Kansas school board likes drift of science standards

Science standards that are under development received high marks Wednesday from the Kansas state school board for pushing hands-on instruction over textbook learning, even from members who have worried that the new guidelines will be too friendly toward evolution.

State Board of Education members praised the proposed standards for emphasizing that students in all grades should design and pursue experiments. Kansas and 25 other states are working with the National Research Council on common standards for possible adoption in their public schools.

A first draft of the proposed standards became public in May, and Kansas officials expect another to be released in November. The board receives monthly updates.

Past work on science standards in Kansas has been overshadowed by debates about how evolution should be taught. The state had five sets of standards in eight years starting in 1999, as evolution skeptics gained and lost board majorities in elections. The current, evolution-friendly standards were adopted in 2007, but state law requires them to be updated.

Evolution skeptics aren’t expected to regain a majority in November’s elections, even with five of 10 board seats on the ballot, so the next standards adopted in Kansas are likely to reflect mainstream scientific views that evolution is a well-founded core concept.

But board member Ken Willard, a Hutchinson Republican who has warned publicly against evolution skeptics being treated as “crackpots,” likes the emphasis on hands-on learning in the draft standards.

“I’m very supportive of most everything that I’ve seen,” he said.

And board member Kathy Martin, a Clay Center Republican who has supported past guidelines incorporating skepticism of evolution, said she believes science can’t be learned only “out of a book.”

“I really like what these new science standards are doing,” she said. “I like the discovery-based, project-based learning.”
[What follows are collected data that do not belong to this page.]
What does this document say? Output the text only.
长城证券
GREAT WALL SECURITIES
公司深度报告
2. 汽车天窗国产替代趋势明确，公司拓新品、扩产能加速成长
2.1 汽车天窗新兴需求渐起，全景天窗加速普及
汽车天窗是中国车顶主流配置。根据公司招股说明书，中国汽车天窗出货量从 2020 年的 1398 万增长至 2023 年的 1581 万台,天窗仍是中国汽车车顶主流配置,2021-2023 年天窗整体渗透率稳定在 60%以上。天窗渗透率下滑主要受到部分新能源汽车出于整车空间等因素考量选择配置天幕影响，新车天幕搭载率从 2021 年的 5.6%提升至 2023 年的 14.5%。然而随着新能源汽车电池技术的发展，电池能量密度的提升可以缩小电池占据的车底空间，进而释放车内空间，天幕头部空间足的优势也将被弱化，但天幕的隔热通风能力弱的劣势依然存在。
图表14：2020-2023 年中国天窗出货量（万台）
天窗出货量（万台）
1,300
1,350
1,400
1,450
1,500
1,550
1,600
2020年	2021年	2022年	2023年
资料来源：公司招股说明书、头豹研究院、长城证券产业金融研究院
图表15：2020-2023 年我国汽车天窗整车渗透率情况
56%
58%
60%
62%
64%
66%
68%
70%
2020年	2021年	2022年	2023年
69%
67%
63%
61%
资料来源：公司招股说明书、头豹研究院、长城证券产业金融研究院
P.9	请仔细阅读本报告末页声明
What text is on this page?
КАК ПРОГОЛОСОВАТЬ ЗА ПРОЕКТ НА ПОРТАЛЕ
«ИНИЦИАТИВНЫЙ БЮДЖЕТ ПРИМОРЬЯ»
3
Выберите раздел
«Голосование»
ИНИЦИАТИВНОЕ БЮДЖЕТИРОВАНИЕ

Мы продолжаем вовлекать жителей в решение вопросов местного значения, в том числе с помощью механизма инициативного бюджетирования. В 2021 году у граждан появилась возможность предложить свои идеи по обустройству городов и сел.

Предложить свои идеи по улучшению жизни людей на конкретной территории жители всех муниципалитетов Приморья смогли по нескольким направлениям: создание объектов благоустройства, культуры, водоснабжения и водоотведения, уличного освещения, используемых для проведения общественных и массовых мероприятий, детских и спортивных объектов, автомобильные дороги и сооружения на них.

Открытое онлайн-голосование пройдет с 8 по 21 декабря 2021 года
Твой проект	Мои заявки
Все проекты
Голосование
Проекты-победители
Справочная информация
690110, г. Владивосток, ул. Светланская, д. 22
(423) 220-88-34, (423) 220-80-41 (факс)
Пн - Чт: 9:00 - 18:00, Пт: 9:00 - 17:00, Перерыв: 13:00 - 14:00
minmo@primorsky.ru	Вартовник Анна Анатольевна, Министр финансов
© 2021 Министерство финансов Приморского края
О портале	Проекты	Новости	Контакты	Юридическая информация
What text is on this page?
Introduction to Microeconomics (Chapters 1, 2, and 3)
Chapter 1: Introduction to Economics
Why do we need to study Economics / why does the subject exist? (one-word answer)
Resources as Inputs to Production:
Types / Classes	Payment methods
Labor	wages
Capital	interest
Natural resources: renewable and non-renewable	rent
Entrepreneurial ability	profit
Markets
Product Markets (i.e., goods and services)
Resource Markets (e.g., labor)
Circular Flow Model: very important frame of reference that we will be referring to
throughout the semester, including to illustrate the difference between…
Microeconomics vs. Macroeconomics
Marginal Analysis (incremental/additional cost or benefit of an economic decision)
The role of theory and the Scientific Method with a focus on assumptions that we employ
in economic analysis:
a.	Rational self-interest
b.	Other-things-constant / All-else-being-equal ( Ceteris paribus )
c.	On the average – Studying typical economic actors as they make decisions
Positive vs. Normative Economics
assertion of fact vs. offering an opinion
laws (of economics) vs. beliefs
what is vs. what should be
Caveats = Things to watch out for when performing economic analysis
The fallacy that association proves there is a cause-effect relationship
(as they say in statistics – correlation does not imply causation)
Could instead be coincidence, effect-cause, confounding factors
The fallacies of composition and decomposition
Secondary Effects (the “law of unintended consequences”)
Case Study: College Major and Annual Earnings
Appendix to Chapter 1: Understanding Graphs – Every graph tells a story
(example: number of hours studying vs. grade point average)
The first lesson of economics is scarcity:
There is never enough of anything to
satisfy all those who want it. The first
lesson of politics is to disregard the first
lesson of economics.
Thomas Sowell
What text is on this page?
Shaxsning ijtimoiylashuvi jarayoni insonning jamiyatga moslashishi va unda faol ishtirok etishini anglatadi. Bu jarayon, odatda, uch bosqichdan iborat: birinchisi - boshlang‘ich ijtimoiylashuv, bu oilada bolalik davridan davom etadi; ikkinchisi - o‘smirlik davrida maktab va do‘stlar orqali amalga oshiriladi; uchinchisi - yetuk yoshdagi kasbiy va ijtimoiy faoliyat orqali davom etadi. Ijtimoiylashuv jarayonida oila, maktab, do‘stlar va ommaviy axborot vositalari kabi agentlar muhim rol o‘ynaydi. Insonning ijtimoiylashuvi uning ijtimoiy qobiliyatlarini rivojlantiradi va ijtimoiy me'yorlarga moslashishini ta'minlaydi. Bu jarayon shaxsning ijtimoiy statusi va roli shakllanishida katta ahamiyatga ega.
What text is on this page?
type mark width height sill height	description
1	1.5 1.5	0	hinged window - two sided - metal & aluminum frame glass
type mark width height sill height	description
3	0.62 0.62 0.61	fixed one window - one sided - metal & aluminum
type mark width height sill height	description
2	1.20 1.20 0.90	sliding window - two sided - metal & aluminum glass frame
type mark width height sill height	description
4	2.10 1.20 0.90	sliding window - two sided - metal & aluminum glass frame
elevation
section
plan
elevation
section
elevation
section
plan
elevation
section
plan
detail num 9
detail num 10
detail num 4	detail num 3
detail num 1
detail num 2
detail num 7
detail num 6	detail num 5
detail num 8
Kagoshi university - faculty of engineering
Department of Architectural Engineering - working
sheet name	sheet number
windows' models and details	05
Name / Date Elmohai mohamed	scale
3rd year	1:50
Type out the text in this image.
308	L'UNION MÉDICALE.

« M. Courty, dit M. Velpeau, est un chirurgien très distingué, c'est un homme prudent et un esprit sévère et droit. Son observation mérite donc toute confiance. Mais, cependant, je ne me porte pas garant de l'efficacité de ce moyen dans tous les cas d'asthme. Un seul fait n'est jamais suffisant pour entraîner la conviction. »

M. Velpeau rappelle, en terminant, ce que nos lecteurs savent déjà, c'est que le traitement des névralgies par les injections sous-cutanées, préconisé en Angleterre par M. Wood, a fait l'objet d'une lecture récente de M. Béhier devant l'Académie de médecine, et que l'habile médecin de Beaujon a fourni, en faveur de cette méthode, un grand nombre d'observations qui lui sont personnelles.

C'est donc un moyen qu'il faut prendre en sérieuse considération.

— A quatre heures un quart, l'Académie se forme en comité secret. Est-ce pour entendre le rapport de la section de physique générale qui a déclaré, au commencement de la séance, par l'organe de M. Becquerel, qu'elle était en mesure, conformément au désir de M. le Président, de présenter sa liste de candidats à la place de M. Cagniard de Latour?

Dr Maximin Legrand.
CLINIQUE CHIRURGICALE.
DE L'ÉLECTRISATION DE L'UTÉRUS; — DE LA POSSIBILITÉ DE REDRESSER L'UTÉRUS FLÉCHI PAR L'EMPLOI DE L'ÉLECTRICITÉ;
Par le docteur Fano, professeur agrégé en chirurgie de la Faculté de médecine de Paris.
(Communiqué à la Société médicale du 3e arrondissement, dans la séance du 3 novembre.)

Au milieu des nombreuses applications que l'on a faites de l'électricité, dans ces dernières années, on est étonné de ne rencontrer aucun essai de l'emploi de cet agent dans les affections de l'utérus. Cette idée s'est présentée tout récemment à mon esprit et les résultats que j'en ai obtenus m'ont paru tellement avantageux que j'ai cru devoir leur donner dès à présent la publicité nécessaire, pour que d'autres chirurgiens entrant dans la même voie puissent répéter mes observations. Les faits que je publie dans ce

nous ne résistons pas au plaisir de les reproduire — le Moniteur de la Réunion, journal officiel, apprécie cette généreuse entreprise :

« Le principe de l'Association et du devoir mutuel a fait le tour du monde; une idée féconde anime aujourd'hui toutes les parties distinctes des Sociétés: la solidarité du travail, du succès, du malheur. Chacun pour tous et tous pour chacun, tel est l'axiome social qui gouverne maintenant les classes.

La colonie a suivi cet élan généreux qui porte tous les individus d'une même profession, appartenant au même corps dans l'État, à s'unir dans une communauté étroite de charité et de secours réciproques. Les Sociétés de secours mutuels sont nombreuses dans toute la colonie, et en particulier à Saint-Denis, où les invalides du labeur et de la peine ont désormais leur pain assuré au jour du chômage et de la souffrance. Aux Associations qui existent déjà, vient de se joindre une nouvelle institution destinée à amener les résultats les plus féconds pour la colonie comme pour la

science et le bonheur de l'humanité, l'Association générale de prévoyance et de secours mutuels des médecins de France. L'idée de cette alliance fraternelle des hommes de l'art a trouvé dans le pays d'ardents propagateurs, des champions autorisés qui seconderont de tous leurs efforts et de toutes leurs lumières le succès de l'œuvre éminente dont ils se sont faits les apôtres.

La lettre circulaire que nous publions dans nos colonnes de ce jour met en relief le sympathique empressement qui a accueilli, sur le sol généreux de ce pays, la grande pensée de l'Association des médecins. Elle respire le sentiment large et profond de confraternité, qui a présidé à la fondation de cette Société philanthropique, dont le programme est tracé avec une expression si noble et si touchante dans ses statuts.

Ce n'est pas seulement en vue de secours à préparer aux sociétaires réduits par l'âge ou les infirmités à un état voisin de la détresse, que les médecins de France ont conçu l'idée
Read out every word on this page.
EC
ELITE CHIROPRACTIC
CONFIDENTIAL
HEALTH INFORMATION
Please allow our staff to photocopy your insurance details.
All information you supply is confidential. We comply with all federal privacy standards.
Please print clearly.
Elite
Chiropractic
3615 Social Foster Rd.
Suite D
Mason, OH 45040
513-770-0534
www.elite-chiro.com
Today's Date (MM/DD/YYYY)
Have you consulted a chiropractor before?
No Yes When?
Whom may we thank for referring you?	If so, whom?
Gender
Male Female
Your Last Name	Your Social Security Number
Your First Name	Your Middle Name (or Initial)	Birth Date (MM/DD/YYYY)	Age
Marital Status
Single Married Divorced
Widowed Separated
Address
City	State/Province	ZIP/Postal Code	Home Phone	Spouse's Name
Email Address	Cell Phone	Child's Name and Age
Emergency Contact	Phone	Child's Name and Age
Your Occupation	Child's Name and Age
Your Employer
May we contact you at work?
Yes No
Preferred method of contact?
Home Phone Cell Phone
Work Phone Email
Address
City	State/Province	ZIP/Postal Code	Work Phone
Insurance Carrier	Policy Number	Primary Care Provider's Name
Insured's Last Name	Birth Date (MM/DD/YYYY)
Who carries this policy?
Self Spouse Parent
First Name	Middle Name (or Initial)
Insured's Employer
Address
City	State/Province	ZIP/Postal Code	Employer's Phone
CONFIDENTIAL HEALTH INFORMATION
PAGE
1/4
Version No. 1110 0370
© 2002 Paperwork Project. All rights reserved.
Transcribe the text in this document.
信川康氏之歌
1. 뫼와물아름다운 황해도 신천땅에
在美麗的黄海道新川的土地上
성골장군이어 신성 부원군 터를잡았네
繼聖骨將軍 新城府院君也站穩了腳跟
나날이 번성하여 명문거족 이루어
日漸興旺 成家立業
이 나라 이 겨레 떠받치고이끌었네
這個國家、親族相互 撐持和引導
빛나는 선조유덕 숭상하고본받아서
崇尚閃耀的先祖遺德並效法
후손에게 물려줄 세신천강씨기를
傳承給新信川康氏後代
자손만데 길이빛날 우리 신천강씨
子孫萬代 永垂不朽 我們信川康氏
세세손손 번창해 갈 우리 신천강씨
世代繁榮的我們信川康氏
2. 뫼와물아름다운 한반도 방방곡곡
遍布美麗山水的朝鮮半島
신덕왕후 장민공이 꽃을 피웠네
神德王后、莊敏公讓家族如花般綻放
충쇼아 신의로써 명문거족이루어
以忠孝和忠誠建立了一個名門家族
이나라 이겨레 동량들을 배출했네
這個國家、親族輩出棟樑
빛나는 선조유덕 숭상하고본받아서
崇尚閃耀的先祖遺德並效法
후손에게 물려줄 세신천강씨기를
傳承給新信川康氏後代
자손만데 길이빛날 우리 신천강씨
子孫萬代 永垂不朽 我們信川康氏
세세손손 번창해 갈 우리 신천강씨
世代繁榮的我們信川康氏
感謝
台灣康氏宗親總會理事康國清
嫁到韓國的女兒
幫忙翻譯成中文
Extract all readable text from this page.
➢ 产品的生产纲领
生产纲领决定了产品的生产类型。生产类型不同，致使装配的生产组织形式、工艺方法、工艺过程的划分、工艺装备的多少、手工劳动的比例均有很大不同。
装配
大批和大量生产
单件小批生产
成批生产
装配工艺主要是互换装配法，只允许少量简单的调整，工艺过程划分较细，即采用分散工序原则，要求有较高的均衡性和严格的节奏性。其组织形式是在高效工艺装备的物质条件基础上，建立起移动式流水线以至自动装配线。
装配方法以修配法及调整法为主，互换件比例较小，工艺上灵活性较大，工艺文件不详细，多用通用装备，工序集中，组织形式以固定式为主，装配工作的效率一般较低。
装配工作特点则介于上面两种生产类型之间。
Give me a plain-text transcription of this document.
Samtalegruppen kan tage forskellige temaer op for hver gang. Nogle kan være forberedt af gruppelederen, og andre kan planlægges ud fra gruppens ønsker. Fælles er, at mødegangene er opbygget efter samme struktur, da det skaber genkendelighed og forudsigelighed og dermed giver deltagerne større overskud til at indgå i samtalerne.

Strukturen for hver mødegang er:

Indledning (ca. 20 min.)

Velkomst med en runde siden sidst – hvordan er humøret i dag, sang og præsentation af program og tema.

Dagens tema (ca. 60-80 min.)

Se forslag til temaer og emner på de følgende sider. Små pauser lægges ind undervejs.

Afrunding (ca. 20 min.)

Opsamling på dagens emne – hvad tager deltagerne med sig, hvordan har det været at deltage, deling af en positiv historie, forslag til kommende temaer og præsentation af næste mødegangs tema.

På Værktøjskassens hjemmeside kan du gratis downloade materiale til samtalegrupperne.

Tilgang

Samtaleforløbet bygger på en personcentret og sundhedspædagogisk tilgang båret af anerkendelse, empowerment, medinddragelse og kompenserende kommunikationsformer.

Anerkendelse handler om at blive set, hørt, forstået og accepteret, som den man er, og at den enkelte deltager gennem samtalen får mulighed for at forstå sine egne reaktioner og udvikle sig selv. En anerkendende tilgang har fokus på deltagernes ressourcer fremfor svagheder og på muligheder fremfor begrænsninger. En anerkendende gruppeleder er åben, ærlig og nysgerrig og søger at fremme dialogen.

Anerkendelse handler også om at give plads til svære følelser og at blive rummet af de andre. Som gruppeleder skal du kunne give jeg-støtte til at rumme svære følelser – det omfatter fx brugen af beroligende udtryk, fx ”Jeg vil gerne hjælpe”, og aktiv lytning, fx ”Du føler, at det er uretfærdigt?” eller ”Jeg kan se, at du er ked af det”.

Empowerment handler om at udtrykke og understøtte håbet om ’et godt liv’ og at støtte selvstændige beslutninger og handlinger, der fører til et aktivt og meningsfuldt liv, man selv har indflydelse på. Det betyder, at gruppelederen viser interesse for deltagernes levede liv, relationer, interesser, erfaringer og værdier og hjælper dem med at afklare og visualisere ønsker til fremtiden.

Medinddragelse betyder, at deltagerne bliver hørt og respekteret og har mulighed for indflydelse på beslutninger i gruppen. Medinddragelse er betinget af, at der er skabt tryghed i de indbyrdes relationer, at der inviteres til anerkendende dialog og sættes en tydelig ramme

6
Kansas uses its science guidelines to develop standardized tests for students that measure how well schools are teaching, which in turn influences classroom instruction. Current guidelines for each grade level start with a standard that says students will develop the skills needed to conduct scientific inquiries.

Matt Krehbiel, the education department official overseeing the state’s work on the standards, said such an approach inadvertently encouraged some teachers to do “maybe one isolated project” involving hands-on learning.

“The intent of the last round was to highlight inquiry by setting it apart as its own standard,” he said.

But, he said, in some classrooms, “That meant it got taught as a separate unit rather than integrated with everything else.”

The only notes of caution during Wednesday’s update came from board member Walt Chappell, a Wichita Republican, who questioned whether standardized tests can measure creativity. Chappell also said schools must avoid sacrificing “a foundation of knowledge.”

“These kids can’t be thrown out in the lake and say, ‘Swim,’ and then somehow they’re supposed to become scientists,” he said.

But Virginia Wolken, a retired high school physics and chemistry teacher from Erie in southeast Kansas, said allowing students to design and pursue their own experiments will cement their knowledge.

“When you learned to drive a car, you have may learned the rules first, but then you learned to drive by actually doing it,” Wolken, who serves on a state science standards committee, said after the board’s update.

Board members also see such an approach as more fun, too.

“I’ll come back and take science again,” said Sue Storm, an Overland Park Democrat.